Formulating this category was tricky, since you can’t set an exact price and some of these devices are, in fact, the flagship phones of their respective brands. To simplify things, we chose a price range that simply sits between our other lists for best budget, upper-midrange, and premium smartphones.

Here they are in no particular order:

Realme XT (US$ 333)

The Realme XT is our choice for best smartphone with a 64MP camera. This smartphone produces flagship-level photos.

REVIEW: Realme XT

Xiaomi Mi 9 SE (US$ 300)

Xiaomi has always been a part of the list and the Mi 9 SE truly deserves its spot. It’s a flagship-grade phone from its design to its specs. It’s dubbed as a “compact flagship” thanks to its smaller-than-usual form factor. If you’re looking for a phone that won’t hurt your pockets both in size and price, check out the Mi 9 SE.

REVIEW: Xiaomi Mi 9 SE

Realme 5 Pro (US$ 232)

A quadruple-camera setup at this price point seems unlikely but Realme made it happen. And it’s not just the setup, the lenses actually take photos with good image quality. That would have been enough to recommend this but it also has a Snapdragon 712 AIE chip with 8GB of RAM and 128GB of storage. If you’re looking for a great deal, this is it.

HANDS-ON: Realme 5 Pro

ASUS ZenFone Max Pro M2 (US$ 245)

While not as affordable as its predecessor, the ZenFone Max Pro M2 still does several things most phones can’t even dream of at this price point. We get an upper-midrange chip, large 5000mAh battery, versatile cameras, and a pure take on Android.

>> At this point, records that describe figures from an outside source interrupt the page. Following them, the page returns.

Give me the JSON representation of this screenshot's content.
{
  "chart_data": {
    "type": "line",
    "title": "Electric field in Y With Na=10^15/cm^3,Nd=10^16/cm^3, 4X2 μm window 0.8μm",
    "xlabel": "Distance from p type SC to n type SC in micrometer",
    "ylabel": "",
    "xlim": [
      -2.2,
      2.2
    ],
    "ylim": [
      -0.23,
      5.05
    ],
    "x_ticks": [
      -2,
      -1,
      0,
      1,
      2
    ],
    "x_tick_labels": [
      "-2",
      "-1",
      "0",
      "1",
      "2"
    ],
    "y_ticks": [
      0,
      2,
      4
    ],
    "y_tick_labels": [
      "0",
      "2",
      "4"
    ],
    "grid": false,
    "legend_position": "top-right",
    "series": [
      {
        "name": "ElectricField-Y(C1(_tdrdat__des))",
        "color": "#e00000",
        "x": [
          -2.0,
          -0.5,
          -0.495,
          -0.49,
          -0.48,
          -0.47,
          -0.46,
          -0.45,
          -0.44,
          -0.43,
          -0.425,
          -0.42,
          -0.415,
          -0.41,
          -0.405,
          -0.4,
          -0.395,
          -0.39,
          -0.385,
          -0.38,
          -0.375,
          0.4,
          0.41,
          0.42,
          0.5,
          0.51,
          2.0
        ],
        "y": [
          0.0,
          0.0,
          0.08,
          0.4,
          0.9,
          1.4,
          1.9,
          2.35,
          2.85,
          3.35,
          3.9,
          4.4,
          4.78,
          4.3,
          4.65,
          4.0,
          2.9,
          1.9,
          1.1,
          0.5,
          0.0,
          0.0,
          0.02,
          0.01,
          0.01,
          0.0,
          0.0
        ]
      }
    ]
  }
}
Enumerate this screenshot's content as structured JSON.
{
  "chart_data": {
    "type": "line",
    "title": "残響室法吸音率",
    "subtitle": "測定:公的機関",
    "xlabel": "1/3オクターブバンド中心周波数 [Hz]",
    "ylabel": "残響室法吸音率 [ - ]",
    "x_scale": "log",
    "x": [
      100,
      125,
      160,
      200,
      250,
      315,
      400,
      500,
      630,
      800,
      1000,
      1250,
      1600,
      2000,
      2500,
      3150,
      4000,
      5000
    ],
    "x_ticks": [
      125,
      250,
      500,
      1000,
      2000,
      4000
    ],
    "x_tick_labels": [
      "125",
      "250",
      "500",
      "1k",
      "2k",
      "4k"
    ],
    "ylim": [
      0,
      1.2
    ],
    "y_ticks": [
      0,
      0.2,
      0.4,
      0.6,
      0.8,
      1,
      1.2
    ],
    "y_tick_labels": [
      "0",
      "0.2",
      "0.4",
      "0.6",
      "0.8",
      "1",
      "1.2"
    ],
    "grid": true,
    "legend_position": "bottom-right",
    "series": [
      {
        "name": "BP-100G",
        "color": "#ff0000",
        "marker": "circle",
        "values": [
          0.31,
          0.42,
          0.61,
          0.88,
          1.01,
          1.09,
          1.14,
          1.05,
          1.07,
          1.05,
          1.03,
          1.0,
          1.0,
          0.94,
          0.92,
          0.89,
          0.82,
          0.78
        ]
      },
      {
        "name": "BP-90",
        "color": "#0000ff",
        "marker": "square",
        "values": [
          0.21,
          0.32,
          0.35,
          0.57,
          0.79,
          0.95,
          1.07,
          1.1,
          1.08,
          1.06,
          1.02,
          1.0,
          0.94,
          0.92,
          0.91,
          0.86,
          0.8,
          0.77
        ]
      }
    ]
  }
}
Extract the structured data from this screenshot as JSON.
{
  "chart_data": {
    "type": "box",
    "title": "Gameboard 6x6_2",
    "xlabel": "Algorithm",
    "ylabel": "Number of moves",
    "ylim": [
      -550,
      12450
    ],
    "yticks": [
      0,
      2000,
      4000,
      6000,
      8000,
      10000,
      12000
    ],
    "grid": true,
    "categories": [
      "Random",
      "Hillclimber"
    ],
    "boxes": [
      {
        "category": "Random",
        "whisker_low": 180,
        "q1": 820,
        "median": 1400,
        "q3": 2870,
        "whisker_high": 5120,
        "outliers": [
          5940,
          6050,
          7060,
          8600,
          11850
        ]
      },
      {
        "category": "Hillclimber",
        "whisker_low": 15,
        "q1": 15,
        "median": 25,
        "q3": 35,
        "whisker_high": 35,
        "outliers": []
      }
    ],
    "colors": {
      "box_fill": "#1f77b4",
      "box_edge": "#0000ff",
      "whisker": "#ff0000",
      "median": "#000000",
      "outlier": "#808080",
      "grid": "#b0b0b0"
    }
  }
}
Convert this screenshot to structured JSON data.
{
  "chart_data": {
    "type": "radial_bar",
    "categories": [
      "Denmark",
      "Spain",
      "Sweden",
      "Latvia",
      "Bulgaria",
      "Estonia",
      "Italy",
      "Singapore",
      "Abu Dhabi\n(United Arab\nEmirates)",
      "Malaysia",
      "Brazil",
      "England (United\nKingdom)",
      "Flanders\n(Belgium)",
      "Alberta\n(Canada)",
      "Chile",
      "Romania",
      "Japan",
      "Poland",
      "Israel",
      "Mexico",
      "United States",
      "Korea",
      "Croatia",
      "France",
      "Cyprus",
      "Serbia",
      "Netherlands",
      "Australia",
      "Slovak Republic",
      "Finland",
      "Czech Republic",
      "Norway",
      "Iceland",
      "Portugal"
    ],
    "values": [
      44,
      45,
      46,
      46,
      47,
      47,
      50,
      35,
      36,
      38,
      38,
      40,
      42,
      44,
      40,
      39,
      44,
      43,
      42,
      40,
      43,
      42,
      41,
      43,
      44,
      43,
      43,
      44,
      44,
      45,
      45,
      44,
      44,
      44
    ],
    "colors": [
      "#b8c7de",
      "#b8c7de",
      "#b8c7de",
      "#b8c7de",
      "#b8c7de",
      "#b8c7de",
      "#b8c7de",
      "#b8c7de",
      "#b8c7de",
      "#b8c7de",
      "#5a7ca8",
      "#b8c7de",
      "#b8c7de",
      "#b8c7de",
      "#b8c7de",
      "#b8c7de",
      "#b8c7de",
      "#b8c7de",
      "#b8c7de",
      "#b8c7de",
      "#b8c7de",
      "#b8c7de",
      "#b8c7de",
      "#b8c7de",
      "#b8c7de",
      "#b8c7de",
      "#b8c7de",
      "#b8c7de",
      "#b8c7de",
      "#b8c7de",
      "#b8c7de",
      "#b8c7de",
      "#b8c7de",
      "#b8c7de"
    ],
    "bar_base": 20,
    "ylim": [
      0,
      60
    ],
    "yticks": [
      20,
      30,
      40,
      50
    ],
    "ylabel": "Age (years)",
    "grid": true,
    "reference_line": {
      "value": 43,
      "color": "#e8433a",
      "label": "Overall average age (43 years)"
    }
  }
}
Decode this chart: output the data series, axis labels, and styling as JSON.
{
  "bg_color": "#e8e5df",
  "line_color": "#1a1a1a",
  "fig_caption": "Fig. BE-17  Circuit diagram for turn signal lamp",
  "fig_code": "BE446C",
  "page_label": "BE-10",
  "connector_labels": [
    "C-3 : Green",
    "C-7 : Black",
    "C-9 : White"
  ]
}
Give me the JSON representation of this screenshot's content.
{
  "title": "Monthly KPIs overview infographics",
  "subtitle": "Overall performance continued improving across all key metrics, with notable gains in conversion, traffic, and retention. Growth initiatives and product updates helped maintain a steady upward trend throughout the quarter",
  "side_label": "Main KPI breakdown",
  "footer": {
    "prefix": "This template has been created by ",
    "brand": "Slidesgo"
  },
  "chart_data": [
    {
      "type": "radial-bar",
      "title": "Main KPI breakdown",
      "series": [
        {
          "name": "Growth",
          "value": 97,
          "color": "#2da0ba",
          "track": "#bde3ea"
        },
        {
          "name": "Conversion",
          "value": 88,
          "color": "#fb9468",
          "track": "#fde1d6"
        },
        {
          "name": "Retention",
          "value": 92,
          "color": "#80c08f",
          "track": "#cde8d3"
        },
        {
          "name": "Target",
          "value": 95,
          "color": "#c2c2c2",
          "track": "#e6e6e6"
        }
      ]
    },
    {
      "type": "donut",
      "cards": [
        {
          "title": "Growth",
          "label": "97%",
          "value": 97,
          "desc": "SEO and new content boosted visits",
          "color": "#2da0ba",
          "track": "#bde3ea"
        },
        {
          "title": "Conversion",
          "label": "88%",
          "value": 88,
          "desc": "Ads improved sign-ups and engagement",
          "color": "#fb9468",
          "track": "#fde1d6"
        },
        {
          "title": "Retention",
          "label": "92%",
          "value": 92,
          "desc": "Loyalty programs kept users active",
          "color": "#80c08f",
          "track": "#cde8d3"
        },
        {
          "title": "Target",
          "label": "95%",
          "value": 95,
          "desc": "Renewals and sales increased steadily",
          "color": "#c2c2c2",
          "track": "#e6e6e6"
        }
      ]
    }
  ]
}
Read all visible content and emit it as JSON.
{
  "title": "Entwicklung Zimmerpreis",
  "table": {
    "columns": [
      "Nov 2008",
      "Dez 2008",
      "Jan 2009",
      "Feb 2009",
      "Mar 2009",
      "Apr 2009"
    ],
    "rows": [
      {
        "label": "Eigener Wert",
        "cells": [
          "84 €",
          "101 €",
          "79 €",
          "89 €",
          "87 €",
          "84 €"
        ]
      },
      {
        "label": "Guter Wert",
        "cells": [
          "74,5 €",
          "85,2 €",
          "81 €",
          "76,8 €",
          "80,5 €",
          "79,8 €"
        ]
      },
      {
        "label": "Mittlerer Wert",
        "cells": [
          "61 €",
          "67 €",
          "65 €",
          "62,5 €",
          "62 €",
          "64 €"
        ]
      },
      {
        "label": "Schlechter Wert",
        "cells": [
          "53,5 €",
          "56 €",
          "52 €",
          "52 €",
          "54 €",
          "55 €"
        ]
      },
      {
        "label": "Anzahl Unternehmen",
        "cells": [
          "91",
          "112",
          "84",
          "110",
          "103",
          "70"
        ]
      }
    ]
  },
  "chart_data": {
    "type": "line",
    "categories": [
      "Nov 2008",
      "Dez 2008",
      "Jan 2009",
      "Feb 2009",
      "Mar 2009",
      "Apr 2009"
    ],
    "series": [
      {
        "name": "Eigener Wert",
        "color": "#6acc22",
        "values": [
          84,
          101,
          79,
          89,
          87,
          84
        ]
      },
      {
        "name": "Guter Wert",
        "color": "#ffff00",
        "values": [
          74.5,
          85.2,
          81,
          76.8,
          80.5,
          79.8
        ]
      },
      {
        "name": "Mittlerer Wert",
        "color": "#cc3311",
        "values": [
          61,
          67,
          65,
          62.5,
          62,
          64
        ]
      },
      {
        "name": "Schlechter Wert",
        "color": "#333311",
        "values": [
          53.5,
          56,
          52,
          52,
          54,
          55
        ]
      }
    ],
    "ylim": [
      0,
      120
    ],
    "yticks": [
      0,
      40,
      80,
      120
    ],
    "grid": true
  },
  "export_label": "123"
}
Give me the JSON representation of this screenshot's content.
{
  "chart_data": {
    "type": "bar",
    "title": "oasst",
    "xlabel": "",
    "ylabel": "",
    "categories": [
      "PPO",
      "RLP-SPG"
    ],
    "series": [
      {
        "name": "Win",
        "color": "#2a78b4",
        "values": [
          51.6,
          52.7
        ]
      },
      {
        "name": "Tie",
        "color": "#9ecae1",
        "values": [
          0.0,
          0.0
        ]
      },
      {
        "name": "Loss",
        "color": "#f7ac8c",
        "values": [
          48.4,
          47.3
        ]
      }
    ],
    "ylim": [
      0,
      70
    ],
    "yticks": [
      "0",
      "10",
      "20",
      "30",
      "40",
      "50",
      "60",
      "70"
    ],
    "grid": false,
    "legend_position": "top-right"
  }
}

REVIEW: ASUS ZenFone Max Pro M2

Huawei Nova 5T (US$ 367)

Huawei managed to put a flagship-level chip with a glass back and with triple cameras on a midrange phone. These are things you expect from brands like Xiaomi but Huawei was able to pull it off as well.

READ: Huawei Nova 5T

Samsung Galaxy A50s (US$ 345)

Samsung’s pivot to the A series has been fantastic and the Galaxy A50s is another proof of that. It’s a refinement of everything that was good with the Galaxy A50. If you’re a die-hard Samsung fan looking for a midrange phone, the Galaxy A50s is a solid option.